Yaroslav de la Peña Smirnov

Free and easy SSL with Let's Encrypt

Published on Aug. 12, 2018, 10:28 p.m., by

We all know that in this day and age security is an important factor when developing sites, and not only. Also let's not forget about that sweet Google SEO which rewards sites which use https instead of the old http (Although I couldn't care less about Google, however my clients do, and I bet most of you reading also care).

You might want to add SSL to your site, but man, those SSL certs be costing money. And that's where you are wrong my friend (unless you already knew about Let's Encrypt and are only this to learn how to generate a certificate, in that case I apologize for the cheesy introduction).

Here I will be detailing the steps to acquire an SSL certificate with Let's Encrypt using Certbot, with nginx. I will be installing Certbot on a Debian Stretch server, so you might need to input a different command depending on the distro or OS you are using.

First we need to install Certbot

# apt-get install certbot

Before we can install the certificates, we need to configure nginx for certficate installation and renewal. We can set the default server configuration on nginx for that. We need to do this so that Let's Encrypt's server can read the challenge generated by Certbot and verify that we indeed own the domain(s) for which we want to make the certificate.

server {
        listen 80 default_server;
        listen [::]:80 default_server;

        server_name _;

# This is so that Let's Encrypt can look for the challenge
        location /.well-known/acme-challenge/ {
                root /var/www/html/;
                default_type text/plain;

        # The rest of your configuration...

Once we have edited the default configuration file, we need to restart nginx.

# sudo systemctl restart nginx

After that we can get started installing the certificate. I wanted to get a certificate for more than subdomain, so I added them using the -d flag to my list of arguments like in the following example

# certbot certonly --webroot -w /var/www/html -d www.example.com -d example.com

It will ask your email for renew notifications, although certbot should renew your certificates automatically before expiration.

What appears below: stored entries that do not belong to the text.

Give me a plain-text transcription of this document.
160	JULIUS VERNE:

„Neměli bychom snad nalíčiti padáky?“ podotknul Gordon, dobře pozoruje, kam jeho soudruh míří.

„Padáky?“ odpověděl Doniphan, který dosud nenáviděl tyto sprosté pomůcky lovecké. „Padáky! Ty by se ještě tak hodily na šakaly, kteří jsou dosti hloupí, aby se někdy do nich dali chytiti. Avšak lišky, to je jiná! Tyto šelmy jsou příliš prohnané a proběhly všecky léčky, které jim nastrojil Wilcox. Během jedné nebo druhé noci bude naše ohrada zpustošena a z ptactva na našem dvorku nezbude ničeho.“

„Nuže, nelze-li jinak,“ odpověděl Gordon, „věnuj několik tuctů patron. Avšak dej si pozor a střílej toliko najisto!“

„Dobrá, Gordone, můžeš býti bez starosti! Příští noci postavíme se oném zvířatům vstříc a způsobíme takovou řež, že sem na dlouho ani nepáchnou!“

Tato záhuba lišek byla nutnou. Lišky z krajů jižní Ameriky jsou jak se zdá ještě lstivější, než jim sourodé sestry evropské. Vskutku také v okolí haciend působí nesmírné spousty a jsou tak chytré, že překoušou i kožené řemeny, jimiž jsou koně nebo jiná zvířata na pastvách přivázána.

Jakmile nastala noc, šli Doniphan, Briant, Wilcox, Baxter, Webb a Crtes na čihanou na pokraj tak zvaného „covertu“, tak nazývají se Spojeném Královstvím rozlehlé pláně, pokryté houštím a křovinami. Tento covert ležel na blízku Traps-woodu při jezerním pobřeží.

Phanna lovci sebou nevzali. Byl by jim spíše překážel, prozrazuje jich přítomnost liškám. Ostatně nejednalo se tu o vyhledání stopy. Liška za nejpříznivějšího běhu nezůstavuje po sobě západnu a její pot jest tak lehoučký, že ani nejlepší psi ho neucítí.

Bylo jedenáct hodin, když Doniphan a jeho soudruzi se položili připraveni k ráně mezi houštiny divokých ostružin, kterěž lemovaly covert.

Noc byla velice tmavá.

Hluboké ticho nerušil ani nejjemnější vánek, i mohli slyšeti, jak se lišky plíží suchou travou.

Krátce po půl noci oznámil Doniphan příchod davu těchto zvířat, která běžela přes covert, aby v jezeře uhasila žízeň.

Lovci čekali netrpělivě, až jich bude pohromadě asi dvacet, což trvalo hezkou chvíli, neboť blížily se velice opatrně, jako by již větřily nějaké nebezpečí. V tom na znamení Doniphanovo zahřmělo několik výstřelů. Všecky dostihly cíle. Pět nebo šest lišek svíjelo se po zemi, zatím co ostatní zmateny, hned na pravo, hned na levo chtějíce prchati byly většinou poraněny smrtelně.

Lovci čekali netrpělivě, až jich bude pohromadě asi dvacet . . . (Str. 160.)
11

That's it, you should already have the new certificate and keys on your server. Now you can go ahead and configure nginx to accept https connections and redirect plain old insecure http requests to https. You should also put the correct path for your certificate and public key under ssl_certificate and ssl_certificate_key respectively.

server {
        listen 80;
        listen [::]:80;
        server_name www.example.com;
        return 301 https://$host$request_uri;

server {
        listen 443 ssl;

        server_name www.example.com;
        ssl_certificate /etc/letsencrypt/live/www.example.com/fullchain.pem;
        ssl_certificate_key /path/to/key/www.example.com/privkey.pem;
        location /static/ {
                alias /home/webuser/mysite/static/;
        location /media/ {
                alias /home/webuser/mysite/media/;
        location / {
                proxy_set_header X-Forwarded-For $proxy_add_x_forwarded_for;
                proxy_set_header Host $http_host;
                proxy_redirect off;

The downside of automatically redirecting http requests to https is that old browsers that don't support https won't be able to open your site. But come on, it's 2018, we shouldn't be caring about some 10+ year old browser (*cough* IE *cough*).

For more information on Certbot: https://certbot.eff.org/docs/using.html

Update (2018/11/02): Sometime in 2018 Let's Encrypt added the possibility to generate a wildcard SSL certificate (e.g. *.example.com).

To generate such a certificate we will need to download certbot from the git repository

$ git clone https://github.com/certbot/certbot.git

Then we cd into certbot and run

$ certbot-auto certonly --manual \
> --preferred-challenges=dns \
> --email email@example.com \
> --server https://acme-v02.api.letsencrypt.org/directory \
> --agree-tos \
> -d *.example.com

For this you will need to add a TXT record to the DNS settings of your domain, since this only works using the dns challenge. Before pressing enter make sure that your record has been deployed.